Apodado, por su título, “Il Cavaliere”, Berlusconi, tres veces primer ministro, símbolo y rostro del capitalismo italiano – que controlaba la primera gran cadena de televisión privada del país, periódicos, editoriales, la publicidad, el cine – formó parte del panorama político de Italia durante más de treinta años.
Durante este período llevó a Italia de una crisis política a la otra, encarnando un nuevo (pero no mejor) modelo democrático conformado por personalizaciones, marketing, un poder no muy blando, conflictos de intereses y sistemas de legalidad dudosa, que le costaron un número récord de juicios (muchos de los cuales salió absuelto).
En 1994, Berlusconi fundó el partido Forza Italia – un nombre perfecto para un equipo de fútbol o una pizza – mediante el cual introdujo el marketing político a gran escala tanto en Italia como en Europa. Así se abrió el paso a políticos que han sabido jugar con imágenes, palabras, expresiones exageradas y bromas de mal gusto. Berlusconi no inventó nada, desde luego no el populismo, pero tuvo el descaro (y la libertad del neófito) de demostrar que, si algo se dice, incluso si es grotesco y roza los límites legales, termina aceptándose y, de hecho, se vuelve popular.
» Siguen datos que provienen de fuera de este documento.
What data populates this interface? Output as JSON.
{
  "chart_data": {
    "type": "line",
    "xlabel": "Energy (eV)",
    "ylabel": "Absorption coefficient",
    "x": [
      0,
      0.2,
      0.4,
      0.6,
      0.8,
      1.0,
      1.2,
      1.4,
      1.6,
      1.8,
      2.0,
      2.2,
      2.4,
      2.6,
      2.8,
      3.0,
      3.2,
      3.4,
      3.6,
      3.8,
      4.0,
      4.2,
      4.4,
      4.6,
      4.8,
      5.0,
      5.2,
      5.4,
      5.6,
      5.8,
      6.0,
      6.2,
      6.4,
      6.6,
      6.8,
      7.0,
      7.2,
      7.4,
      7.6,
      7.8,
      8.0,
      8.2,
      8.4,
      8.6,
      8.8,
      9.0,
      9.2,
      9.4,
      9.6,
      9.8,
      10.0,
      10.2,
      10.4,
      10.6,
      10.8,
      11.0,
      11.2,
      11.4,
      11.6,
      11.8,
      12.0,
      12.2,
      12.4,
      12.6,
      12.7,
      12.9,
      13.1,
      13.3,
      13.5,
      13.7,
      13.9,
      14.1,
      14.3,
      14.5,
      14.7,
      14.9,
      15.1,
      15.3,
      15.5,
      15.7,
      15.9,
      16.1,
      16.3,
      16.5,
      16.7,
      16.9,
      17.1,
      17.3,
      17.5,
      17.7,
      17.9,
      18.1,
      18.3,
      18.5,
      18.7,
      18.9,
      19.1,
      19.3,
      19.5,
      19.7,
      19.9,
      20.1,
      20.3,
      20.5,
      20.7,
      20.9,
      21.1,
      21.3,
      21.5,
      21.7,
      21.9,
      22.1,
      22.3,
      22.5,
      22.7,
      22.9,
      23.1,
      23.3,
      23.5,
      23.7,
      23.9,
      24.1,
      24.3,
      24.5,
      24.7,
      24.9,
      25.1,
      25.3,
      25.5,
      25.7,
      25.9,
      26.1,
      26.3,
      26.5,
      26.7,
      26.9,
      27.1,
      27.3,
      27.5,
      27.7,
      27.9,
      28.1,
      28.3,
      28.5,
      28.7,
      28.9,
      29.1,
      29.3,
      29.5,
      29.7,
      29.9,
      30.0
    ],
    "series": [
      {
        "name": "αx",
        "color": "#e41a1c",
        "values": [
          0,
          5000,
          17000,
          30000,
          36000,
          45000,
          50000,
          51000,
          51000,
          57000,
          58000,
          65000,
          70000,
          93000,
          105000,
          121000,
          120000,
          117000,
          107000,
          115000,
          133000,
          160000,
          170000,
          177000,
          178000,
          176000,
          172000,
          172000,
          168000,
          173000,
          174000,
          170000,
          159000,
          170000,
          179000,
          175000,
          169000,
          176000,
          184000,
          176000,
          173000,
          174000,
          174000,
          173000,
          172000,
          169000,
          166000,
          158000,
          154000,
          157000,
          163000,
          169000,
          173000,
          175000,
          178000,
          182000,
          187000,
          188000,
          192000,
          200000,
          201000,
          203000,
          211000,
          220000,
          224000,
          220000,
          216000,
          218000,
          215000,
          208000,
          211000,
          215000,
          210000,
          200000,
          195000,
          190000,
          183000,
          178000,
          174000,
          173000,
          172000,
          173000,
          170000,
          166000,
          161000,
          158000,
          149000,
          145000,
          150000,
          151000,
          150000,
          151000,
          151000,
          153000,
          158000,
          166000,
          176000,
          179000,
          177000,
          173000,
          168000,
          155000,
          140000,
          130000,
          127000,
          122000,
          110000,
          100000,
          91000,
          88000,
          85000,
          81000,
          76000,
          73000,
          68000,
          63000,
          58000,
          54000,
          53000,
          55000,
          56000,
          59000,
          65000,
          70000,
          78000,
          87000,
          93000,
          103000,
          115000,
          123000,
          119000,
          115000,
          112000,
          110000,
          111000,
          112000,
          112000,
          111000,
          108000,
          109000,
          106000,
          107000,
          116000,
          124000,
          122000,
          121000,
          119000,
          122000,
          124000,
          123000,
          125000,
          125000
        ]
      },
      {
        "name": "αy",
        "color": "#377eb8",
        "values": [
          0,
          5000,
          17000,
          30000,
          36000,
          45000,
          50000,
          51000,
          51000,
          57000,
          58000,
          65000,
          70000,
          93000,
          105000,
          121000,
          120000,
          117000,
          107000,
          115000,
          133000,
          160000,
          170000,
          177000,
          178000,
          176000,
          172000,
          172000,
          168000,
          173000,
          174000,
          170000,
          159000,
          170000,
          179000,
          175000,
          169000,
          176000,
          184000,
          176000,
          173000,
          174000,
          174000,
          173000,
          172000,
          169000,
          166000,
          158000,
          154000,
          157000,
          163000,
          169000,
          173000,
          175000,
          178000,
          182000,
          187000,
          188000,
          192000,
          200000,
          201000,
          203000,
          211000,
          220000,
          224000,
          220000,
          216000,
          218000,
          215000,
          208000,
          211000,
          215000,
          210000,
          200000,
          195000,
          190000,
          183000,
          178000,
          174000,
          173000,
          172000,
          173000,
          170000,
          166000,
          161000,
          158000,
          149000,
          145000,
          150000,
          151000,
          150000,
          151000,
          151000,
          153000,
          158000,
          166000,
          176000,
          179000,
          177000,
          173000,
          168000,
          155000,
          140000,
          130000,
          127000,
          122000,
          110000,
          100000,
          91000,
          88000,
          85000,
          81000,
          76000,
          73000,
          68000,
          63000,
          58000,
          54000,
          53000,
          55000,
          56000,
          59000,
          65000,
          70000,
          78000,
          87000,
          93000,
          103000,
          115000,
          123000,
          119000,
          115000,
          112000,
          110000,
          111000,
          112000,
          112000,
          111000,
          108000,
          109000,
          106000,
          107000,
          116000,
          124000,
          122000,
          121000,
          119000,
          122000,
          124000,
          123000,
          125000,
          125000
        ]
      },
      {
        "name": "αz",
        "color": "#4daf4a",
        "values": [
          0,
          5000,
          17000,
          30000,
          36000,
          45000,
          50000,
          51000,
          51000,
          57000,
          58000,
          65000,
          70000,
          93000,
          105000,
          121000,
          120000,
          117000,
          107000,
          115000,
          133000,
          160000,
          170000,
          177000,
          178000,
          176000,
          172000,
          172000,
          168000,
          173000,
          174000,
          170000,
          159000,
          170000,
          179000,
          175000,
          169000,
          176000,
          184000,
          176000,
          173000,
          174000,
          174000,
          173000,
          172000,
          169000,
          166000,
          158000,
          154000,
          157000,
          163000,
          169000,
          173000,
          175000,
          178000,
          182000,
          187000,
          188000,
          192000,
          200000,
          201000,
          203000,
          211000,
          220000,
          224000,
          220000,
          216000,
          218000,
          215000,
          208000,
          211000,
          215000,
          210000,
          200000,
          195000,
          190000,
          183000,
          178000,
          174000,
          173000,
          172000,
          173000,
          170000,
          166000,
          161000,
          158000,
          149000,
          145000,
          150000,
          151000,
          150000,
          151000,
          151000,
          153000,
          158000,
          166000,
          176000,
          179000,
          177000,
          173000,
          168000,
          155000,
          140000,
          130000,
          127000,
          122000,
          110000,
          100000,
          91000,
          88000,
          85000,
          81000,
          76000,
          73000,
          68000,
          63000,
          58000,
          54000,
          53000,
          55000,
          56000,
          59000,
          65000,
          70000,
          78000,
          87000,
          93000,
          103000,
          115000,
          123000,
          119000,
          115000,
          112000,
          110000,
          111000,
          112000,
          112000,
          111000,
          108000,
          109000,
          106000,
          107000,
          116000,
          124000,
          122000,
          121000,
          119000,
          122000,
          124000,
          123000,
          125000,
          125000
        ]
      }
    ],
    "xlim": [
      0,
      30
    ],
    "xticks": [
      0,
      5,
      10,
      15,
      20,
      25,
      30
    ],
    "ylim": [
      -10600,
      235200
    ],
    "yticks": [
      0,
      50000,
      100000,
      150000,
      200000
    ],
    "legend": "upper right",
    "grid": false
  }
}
Sin duda alguna, Trump y Bolsonaro le deben algo, al igual que todos los movimientos de protesta cuyo objetivo es darle (nuevamente) un sentido a la palabra “política” también le deben algo.
Como fenómeno cultural, Berlusconi se ha sumado a los clichés clásicos italianos de “pizza, spaghetti, mandolino, mafia, mamma”: tanto en el extranjero como en Italia, los italianos – que por lo general se muestran fuertemente hostiles al sistema que Berlusconi representa – se han visto perseguidos por las dudosas revelaciones de las fiestas “bunga bunga” y la corrupción política, el fuerte recurso a la cirugía plástica y otras aberraciones que ahora forman parte del lenguaje político, por no mencionar el aumento de la homofobia y de los estereotipos de género al estilo nacional, con un impacto en toda la población.